В чемодане Потехин таскал свои кляссеры, уникальная коллекция, высылать-то высылали, но потехинский прадед, вместо теплых вещей и хлеба, взял с собой в ссылку марки. По каталогам, которые Потехин когда-то показывал, она стоила сумасшедших денег. Прадед умер от голода, но ни одной марки не продал. То же самое потехинский дед. Правда, в тот единственный раз, когда он решился продать один из кляссеров, за него предложили две буханки и банку лярда. А что он хотел? Запас на зиму? Кто в деревне под Тюменью мог разобраться в марках? Хорошо еще, что две буханки.
В отдельном кляссере у Потехина было собрано то, что не входило в коллекцию, но также стоило немало. А еще один — с подделками: перевернутый самолетик на американской марке, фальшивая «Голубая Бавария». Некоторые подделки не дешевле оригинала. Потехин говорил, что получивший в деревне под Тюменью кляссер прекрасно представлял его ценность, и скорее всего дед отдавал самое ценное на тот момент, отдавал ради того, чтобы марки попали в надежные руки, не пропали, не сгорели в печке.
Потехину после возвращения был нужен загранпаспорт. Я говорил с Зазвоновым, даже тот не мог помочь, но цену назвал, а Потехин отказался продавать марки, сказал, что сможет заплатить за загранпаспорт, когда продаст писанную маслом картину, «Стога сена на закате», автор неизвестен: ее Потехин украл в военкомате, после того, как ему вручили официальный отказ признать ветераном Афганской войны. Потехин вышел из кабинета, полковник позвал секретаршу, грудастую — Потехин изобразил, — и жопастую — Потехин изобразил вновь, — полковник хотел, чтобы та забрала стакан, из которого Потехин пил воду, чтобы вымыла его с дезинфекцией, чтобы бациллы предательства, вирусы нарушения присяги смылись правильной военкоматовской водой, исчезли в сливном отверстии, и пока секретарша — цок-цок-цок! — заходила в кабинет, пока ее — шлеп! — шлепали по жопе, пока она с отвращением брала в руки стакан, Потехин вырезал картину из рамы, вырезал в две секунды и — за пазуху. Потехин, пока ему не надоело, выдавал стога — сильные мазки, смелая палитра, — за подлинный этюд Клода Моне. Якобы именно она вдохновила Кандинского оставить юриспруденцию. Один коллекционер Потехину почти поверил. Собирался организовать экспертизу.

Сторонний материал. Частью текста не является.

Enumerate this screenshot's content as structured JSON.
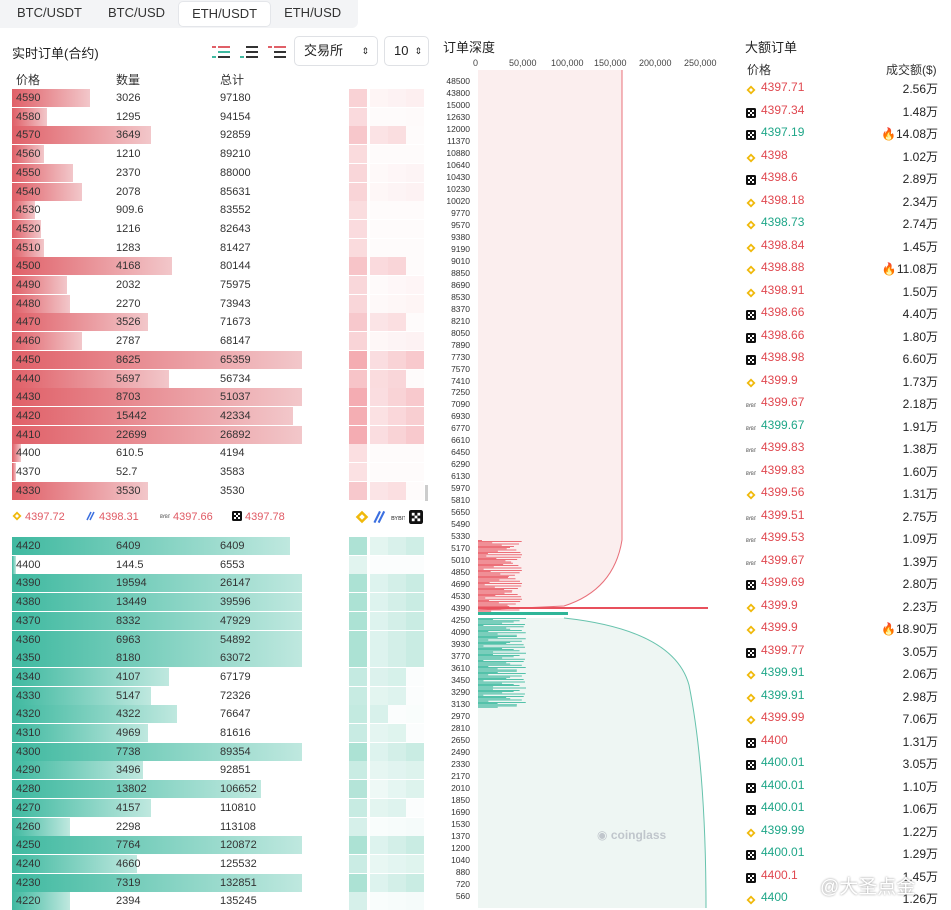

Потехин был ветераном, воевал, механик-водитель танка Т-55. До того, как он попал в Афганистан, мы около года были в одном экипаже. Зазвонов, сержант, командир танка, Потехин, я заряжающий, еще Аполлон Цой, наводчик: лучший экипаж, переходящий вымпел, благодарность в приказе, увольнительная, отпуск. В отпуск поехал Цой, привез пакет шмали, укурились, Зазвонов ушел на дембель, нам назначили сурового западенца Турло, потом меня перевели на освободившееся место в лазарете, Потехин совершенно неожиданно подписался на сверхсрочную, тут подоспел Афганистан, Потехин написал рапорт с просьбой направить для выполнения интернационального долга, я дембельнулся, Потехин попал в плен к моджахедам, принял ислам и стал у Хекматияра главным по трофейной советской бронетехнике — я все забываю спросить, как звучит «зампотех Потехин» на пушту.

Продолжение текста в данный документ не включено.